The present tune was composed by Friedrich-Wilhelm Möller shortly after World War II. The work is often mistaken for a German folk song, but it is an original composition. Möller's sister Edith conducted a small amateur children's and youth choir in the district of Schaumburg, Lower Saxony, Germany, internationally named Obernkirchen Children's Choir, in Germany named Schaumburger Märchensänger. She adapted Sigismund's words for her choir.

In 1953, a BBC radio broadcast of the choir's winning performance at the Llangollen International Musical Eisteddfod turned the song into an instant hit. On 22 January 1954 the song entered the UK singles chart and stayed on the chart—only a Top 12 at the time—for 26 non-consecutive weeks, peaking at Number 2 (for five consecutive weeks). Another version by the British vocal ensemble The Stargazers reached number 12 in April of 1954.

The amateur choir, many of whose original members were war orphans, turned into an international phenomenon in the following years. The group performed on many international tours under the name Obernkirchen Children's Choir and recorded several albums. They made two appearances on The Ed Sullivan Show (29 November 1964 and 11 December 1966).

Die Isarspatzen, Herbert Beckh und das Tanzorchester des Bayerischen Rundfunks Munich have recorded a German version of the song "Der fröhliche Wanderer". Electrola released that recording in 1955 as catalog number EG 8082.

The song's German lyrics have been translated into several languages, and it has since become a choir classic. The first adaptation into another language was done by a Belgian woman, Andrée Mazy, who translated it into Dutch-Flemish and French. Since in Dutch folk songs "valderi-valdera" (pronounced "falderi-faldera") is more common than the German "falleri-fallera", she used the Dutch model in both versions. When Antonia Ridge was writing the English lyrics, she became acquainted with the French version of the song, with "valderi-valdera", pronounced with a true soft /v/ instead of the voiceless /f/, and used it in the English version mainly for euphonic reasons (less military sounding). During WWII, a more military version of the song became immensely popular with the German paratroopers. Although Friedrich-Wilhelm Möller reportedly composed "Mein Vater war ein Wandersmann" shortly after World War II, Steven Spielberg's 1993 historical drama film, Schindler's List, set during the war, contains a scene in which a group is singing the tune, mixed with another German (folk) song, in a nightclub during that war.

Milton Delugg wrote an arrangement and is sometimes incorrectly credited as the composer of the song. A number of English-language sources credit Edith Möller and Florenz Siegesmund with writing the words, the implication being (apparently) that they were written at the same time as the tune.
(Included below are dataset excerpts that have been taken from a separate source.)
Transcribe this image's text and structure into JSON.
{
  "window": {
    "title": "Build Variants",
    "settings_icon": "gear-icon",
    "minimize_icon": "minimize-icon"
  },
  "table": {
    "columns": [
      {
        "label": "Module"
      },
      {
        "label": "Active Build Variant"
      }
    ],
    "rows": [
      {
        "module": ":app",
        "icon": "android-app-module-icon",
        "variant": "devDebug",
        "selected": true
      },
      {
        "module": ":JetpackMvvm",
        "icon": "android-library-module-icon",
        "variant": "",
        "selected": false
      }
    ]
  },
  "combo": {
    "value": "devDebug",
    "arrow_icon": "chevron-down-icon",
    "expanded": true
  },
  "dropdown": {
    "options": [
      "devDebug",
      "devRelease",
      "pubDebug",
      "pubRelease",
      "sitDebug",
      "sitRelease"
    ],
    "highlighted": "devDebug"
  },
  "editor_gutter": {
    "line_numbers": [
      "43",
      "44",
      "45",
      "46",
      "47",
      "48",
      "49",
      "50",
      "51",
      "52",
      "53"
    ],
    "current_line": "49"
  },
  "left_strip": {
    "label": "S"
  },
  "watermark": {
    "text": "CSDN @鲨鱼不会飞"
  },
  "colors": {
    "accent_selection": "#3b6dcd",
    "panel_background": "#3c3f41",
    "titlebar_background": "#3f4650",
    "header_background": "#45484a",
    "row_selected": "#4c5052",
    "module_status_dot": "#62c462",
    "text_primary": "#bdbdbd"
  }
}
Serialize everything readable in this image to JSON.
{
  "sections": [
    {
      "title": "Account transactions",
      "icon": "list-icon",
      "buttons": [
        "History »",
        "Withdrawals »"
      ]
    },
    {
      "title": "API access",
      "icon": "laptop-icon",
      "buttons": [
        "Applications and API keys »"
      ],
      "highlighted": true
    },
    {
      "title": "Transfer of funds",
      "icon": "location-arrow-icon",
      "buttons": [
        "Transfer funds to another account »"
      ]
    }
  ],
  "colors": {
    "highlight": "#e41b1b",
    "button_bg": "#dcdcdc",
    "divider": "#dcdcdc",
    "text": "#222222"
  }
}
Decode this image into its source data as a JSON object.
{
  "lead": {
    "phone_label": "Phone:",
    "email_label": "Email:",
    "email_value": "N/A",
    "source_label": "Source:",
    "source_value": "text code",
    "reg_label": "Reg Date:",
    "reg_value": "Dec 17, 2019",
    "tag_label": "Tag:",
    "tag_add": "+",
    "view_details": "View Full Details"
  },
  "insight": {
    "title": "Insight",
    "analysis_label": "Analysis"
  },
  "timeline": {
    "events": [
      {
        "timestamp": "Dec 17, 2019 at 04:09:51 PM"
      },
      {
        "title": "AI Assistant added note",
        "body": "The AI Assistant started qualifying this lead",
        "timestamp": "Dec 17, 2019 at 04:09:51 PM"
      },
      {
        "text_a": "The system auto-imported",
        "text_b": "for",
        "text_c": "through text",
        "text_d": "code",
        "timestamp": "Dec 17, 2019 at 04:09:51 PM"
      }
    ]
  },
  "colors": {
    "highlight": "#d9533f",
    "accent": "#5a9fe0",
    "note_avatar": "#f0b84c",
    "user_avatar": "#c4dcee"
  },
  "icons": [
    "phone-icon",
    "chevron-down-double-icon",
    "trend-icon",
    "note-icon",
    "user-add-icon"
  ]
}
However, the German sources all credit the original words to either Friedrich Sigismund, F. Sigismund, or Florenz Friedrich Sigismund and give the dates as either 1788–1857 or early 19th century. All German sources agree that the words to the popular version were adapted by Edith Möller.

The song also became the unofficial anthem of Major League Baseball's Montreal Expos (since relocated to become the Washington Nationals).

"The Happy Wanderer" was selected as the winner of Trinidad's 1955 Road March title, awarded to the song which was most played by steelbands during that year's Trinidad and Tobago Carnival season. It was the only time a non-calypso song had been awarded this honour. It was also the marching-out song of the Royal Hong Kong Police Force, and its successor, Hong Kong Police Force since the 1970s, except a brief replacement by "捍衛香港 (Defend Hong Kong)" from 2021 to 2024.